There are many applications for a highly scalable, fault-oblivious system like Temporal. Here are just some of the most popular, to jog your imagination.
- Microservices Orchestration
- Distributed Transactions
- Infrastructure Provisioning
- Monitoring and Polling
- Data Pipelines
- Long Running Processes
- DSL Workflows
- Scalable Actors
It is common to break a large application into microservices structured around the application's distinct business capabilities:
- Each microservice is owned by separate teams who make their own technology choices and release processes.
- Each microservice typically has its own storage and interacts with other services via a well-defined API.
- Application/Product developers need to call multiple microservices to achieve the desired outcome.
- Every time you cross a system boundary, your chance of failure multiplies.
- Product developers spend a lot of effort implementing queues, timeouts and retries to ensure that API calls eventually succeed, preserving business rules across multiple independent sub-domains.

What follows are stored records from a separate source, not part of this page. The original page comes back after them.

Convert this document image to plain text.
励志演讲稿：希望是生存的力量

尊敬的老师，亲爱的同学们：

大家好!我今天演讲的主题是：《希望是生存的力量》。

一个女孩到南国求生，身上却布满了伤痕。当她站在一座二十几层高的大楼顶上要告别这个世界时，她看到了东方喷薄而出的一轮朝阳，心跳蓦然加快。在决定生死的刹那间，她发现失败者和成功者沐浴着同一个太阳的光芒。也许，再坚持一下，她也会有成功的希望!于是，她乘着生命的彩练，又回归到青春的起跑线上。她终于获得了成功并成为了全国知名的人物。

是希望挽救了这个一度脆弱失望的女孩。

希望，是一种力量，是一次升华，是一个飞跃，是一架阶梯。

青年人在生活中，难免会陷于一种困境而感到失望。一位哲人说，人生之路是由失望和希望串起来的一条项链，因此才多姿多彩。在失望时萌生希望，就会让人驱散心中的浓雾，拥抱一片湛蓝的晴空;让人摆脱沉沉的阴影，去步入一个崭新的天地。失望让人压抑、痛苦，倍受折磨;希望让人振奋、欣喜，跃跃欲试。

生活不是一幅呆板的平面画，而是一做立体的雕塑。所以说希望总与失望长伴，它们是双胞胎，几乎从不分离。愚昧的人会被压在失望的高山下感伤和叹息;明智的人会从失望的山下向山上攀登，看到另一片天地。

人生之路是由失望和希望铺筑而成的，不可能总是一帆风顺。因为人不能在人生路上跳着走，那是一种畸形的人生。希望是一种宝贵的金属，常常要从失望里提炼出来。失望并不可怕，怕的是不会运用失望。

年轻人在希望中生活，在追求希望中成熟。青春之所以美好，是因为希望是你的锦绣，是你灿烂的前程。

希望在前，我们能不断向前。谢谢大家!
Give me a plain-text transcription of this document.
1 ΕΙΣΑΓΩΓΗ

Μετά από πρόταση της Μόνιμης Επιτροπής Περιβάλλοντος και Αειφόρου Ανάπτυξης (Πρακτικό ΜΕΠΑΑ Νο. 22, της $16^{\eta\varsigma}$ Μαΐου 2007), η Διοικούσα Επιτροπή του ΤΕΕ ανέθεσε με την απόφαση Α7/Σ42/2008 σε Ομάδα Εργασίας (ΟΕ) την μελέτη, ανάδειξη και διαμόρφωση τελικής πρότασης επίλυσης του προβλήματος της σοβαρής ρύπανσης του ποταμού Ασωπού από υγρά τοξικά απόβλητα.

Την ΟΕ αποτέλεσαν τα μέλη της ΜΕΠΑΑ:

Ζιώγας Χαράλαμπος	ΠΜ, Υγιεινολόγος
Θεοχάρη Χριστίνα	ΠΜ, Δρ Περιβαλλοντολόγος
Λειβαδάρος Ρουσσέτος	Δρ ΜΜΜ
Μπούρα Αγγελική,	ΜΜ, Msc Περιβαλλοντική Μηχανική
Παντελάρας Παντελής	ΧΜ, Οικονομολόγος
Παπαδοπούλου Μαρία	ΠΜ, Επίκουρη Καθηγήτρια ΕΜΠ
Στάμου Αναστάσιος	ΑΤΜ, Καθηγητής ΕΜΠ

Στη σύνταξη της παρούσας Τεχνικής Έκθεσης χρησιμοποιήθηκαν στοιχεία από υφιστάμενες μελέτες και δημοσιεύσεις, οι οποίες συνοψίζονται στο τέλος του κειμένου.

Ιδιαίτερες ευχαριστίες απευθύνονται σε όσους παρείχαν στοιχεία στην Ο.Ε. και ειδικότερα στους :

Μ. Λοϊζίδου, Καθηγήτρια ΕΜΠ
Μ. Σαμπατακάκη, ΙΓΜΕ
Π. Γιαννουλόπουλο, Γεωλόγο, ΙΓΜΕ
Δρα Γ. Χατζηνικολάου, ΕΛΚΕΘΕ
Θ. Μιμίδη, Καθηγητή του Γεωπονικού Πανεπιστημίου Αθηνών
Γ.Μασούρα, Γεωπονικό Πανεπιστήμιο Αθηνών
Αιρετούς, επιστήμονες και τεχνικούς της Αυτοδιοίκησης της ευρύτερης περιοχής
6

- Service interdependencies can be remarkably complicated. Processes can run asynchronously or in parallel, some tasks need information from other systems, and the next steps often depend on the outcome of previous Activities.
Temporal solves this by providing a central orchestrator providing "reliability on rails" to every team.
- Retries, Timeouts, Sagas: It guarantees that Workflow code eventually completes, has built-in support for exponential Activity retries, and simplifies the coding of the compensation logic with native Saga pattern support. You can define retries, rollbacks, or even a human intervention step in the case of failure.
- Observability: Temporal tracks the entire event history of each Workflow's state. Contrast this with ad-hoc orchestration based on queues where getting a current status of each request is virtually impossible.
- Scale: Temporal seamlessly scales to a large number of Workflows running in parallel.
Here are two real-world examples of Temporal-powered service orchestration scenarios:
- Using Temporal Workflows to spin up Kubernetes by Banzai Cloud
- Improving the User Experience with Uber’s Customer Obsession Ticket Routing Workflow and Orchestration Engine
Provisioning resources depends on a series of potentially long-running operations with many possibilities for intermittent failures. While existing deployment tools support simple operations, many scenarios may still require a custom provisioning flow:
- Automatic infrastructure provisioning for a new customer in multi-tenant environments.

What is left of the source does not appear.